How To Stop Snoring: Can Your Doctor Help?

Find out what causes snoring and if contacting your physician can help cure the condition.

SNORING. Just hearing that word makes me cringe. My spouse snores, my father snored, I can hear the neighbor next-door snoring, and my spouse has even told me, that I too snore. I still think he's lying. I don't snore. Well maybe just a little. According to American Academy of Otolaryngology Head-Neck Surgery nearly 60 million adults snore. Like chemical dependency or infidelity, snoring may lead to marital discord, and possibly divorce. If you live with a person who snores you should know that it could be very disruptive to others within the household. Loss of productivity at home and work from daytime sleepiness can be due to lack of restful sleep. Snoring affects an estimated 24% to 50% of men, and 14% to 30% of women.

What causes snoring?

When you inhale during your sleep, your soft palate, (the soft area located up near the back of your throat) and your uvula, (that piece of skin that hangs down in the back) may vibrate against the back of your throat or the base of your tongue, causing the vibration noise that we refer to as snoring. The more relaxed you become, the narrower your airway, and the louder the snoring. Snoring may increase due to alcohol consumption, being overweight and even the common cold.

Health issues

There can be some related health issues that come with habitual snoring. According to the National Sleep Foundation, one illness that is of most concern is sleep apnea, a potentially life threatening condition caused by breathing cessation during sleep. Research confirms that people with sleep apnea have a higher incidence of high blood pressure, heart attack and stroke, possibly even death. Depression can occur due to loss of sleep and relationship discord. These health issues do not only affect the person that snores, but also the bed partner, because of fatigue from disruptive sleep.



Treatments for snoring/apnea

Traditional treatments for snoring can range from weight loss to quitting consumption of alcohol at least 4 hours before bedtime. Taking an over the counter decongestant may reduce the swelling in the nasal passages and can help reduce snoring, you may also want to try sleeping on your side. If you have tried the traditional treatments with little or no success, you may want to consider an overnight evaluation at a sleep clinic. This will help the doctors identify the source of your snoring and will be able to find a better treatment. Doctors may prescribe a Mandibular advancement device. This is an oral appliance that slightly advances the lower jaw, which in turn moves the base of the tongue forward to open the airway to allow improved breathing. Approximately 60-75% are proven effective. The fees for the fabrication of this device can range anywhere from $750 to $1250. Depending on your benefits, insurance may cover.

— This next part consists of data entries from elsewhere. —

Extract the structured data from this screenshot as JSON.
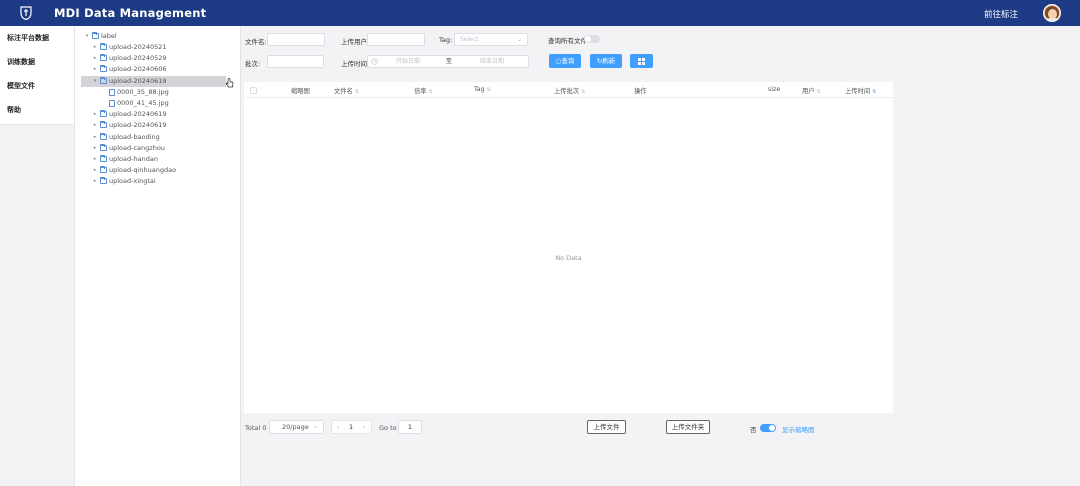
{
  "header": {
    "title": "MDI Data Management",
    "goto_label": "前往标注"
  },
  "sidebar": {
    "items": [
      {
        "label": "标注平台数据"
      },
      {
        "label": "训练数据"
      },
      {
        "label": "模型文件"
      },
      {
        "label": "帮助"
      }
    ]
  },
  "tree": {
    "nodes": [
      {
        "label": "label",
        "type": "folder",
        "expanded": true
      },
      {
        "label": "upload-20240521",
        "type": "folder"
      },
      {
        "label": "upload-20240529",
        "type": "folder"
      },
      {
        "label": "upload-20240606",
        "type": "folder"
      },
      {
        "label": "upload-20240619",
        "type": "folder",
        "expanded": true,
        "selected": true
      },
      {
        "label": "0000_35_88.jpg",
        "type": "file"
      },
      {
        "label": "0000_41_45.jpg",
        "type": "file"
      },
      {
        "label": "upload-20240619",
        "type": "folder"
      },
      {
        "label": "upload-20240619",
        "type": "folder"
      },
      {
        "label": "upload-baoding",
        "type": "folder"
      },
      {
        "label": "upload-cangzhou",
        "type": "folder"
      },
      {
        "label": "upload-handan",
        "type": "folder"
      },
      {
        "label": "upload-qinhuangdao",
        "type": "folder"
      },
      {
        "label": "upload-xingtai",
        "type": "folder"
      }
    ]
  },
  "filters": {
    "filename_label": "文件名:",
    "filename_value": "",
    "uploader_label": "上传用户:",
    "uploader_value": "",
    "tag_label": "Tag:",
    "tag_placeholder": "Select",
    "all_files_label": "查询所有文件:",
    "all_files_on": false,
    "batch_label": "批次:",
    "batch_value": "",
    "upload_time_label": "上传时间:",
    "start_date_placeholder": "开始日期",
    "date_separator": "至",
    "end_date_placeholder": "结束日期",
    "query_label": "查询",
    "refresh_label": "刷新"
  },
  "table": {
    "columns": [
      {
        "label": "缩略图",
        "sortable": false
      },
      {
        "label": "文件名",
        "sortable": true
      },
      {
        "label": "倍率",
        "sortable": true
      },
      {
        "label": "Tag",
        "sortable": true
      },
      {
        "label": "上传批次",
        "sortable": true
      },
      {
        "label": "操作",
        "sortable": false
      },
      {
        "label": "size",
        "sortable": false
      },
      {
        "label": "用户",
        "sortable": true
      },
      {
        "label": "上传时间",
        "sortable": true,
        "sort_active": true
      }
    ],
    "rows": [],
    "empty_text": "No Data"
  },
  "pagination": {
    "total_label": "Total 0",
    "page_size": "20/page",
    "current_page": "1",
    "goto_label": "Go to",
    "goto_value": "1"
  },
  "actions": {
    "upload_file_label": "上传文件",
    "upload_folder_label": "上传文件夹",
    "thumbnail_off_label": "否",
    "thumbnail_on_label": "显示缩略图",
    "thumbnail_on": true
  },
  "colors": {
    "header_bg": "#1d3a84",
    "accent": "#409eff",
    "page_bg": "#f3f3f5"
  }
}
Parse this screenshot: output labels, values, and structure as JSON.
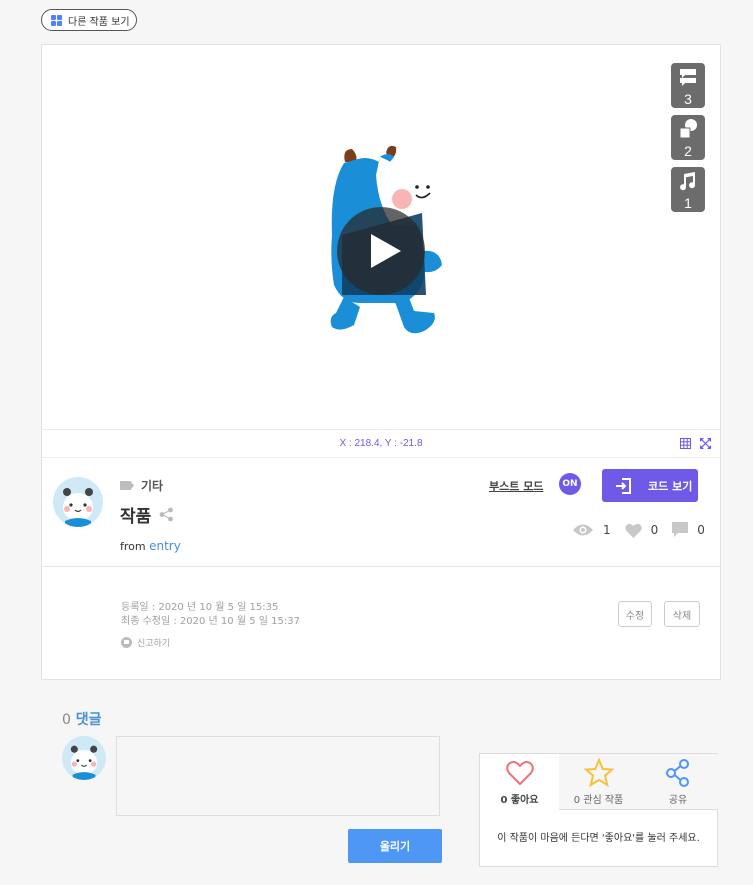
{
  "top": {
    "other_works_label": "다른 작품 보기"
  },
  "stage": {
    "side_buttons": [
      {
        "icon": "speech-bubbles-icon",
        "count": "3"
      },
      {
        "icon": "shapes-icon",
        "count": "2"
      },
      {
        "icon": "music-note-icon",
        "count": "1"
      }
    ],
    "coordinates": "X : 218.4,  Y : -21.8"
  },
  "project": {
    "category": "기타",
    "title": "작품",
    "from_label": "from",
    "from_link": "entry",
    "boost_mode_label": "부스트 모드",
    "boost_state": "ON",
    "code_view_label": "코드 보기",
    "views": "1",
    "likes": "0",
    "comments": "0",
    "registered": "등록일 : 2020 년 10 월 5 일 15:35",
    "modified": "최종 수정일 : 2020 년 10 월 5 일 15:37",
    "report_label": "신고하기",
    "edit_label": "수정",
    "delete_label": "삭제"
  },
  "comments": {
    "count": "0",
    "label": "댓글",
    "submit_label": "올리기",
    "placeholder": ""
  },
  "actions": {
    "like_label": "0 좋아요",
    "favorite_label": "0 관심 작품",
    "share_label": "공유",
    "message": "이 작품이 마음에 든다면 '좋아요'를 눌러 주세요."
  },
  "colors": {
    "accent_purple": "#6e5ae6",
    "link_blue": "#4a8fd8",
    "submit_blue": "#4f97f5"
  }
}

In worst-case scenarios, surgery may be needed, but doctors will suggest this only as a last resort. The most common surgical procedure for treating snoring is Uvulopalatoplasty. This technique removes a portion of the soft palate and most of the uvula. The procedure is done with a laser on an outpatient basis and is usually done in phases. A similar surgical procedure is called Uvulopalatopharyngioplasty. This is a little more involved and is done in a hospital. This procedure removes all of the uvula and most of the soft palate. This treatment is only done in the most severe cases of snoring/obstructive sleep apnea. Somnoplasty is a minor procedure also done on an outpatient basis. Using a local anesthesia, this procedure shrinks excess tissue using low radio frequency. Somnoplasty is designed to minimize the pain and bleeding associated with other surgical procedures.

If you are experiencing sleepiness during the day, loud snoring or pauses in your breathing during sleep, make an appointment and discuss these problems with your doctor. Sleep disorders are treatable.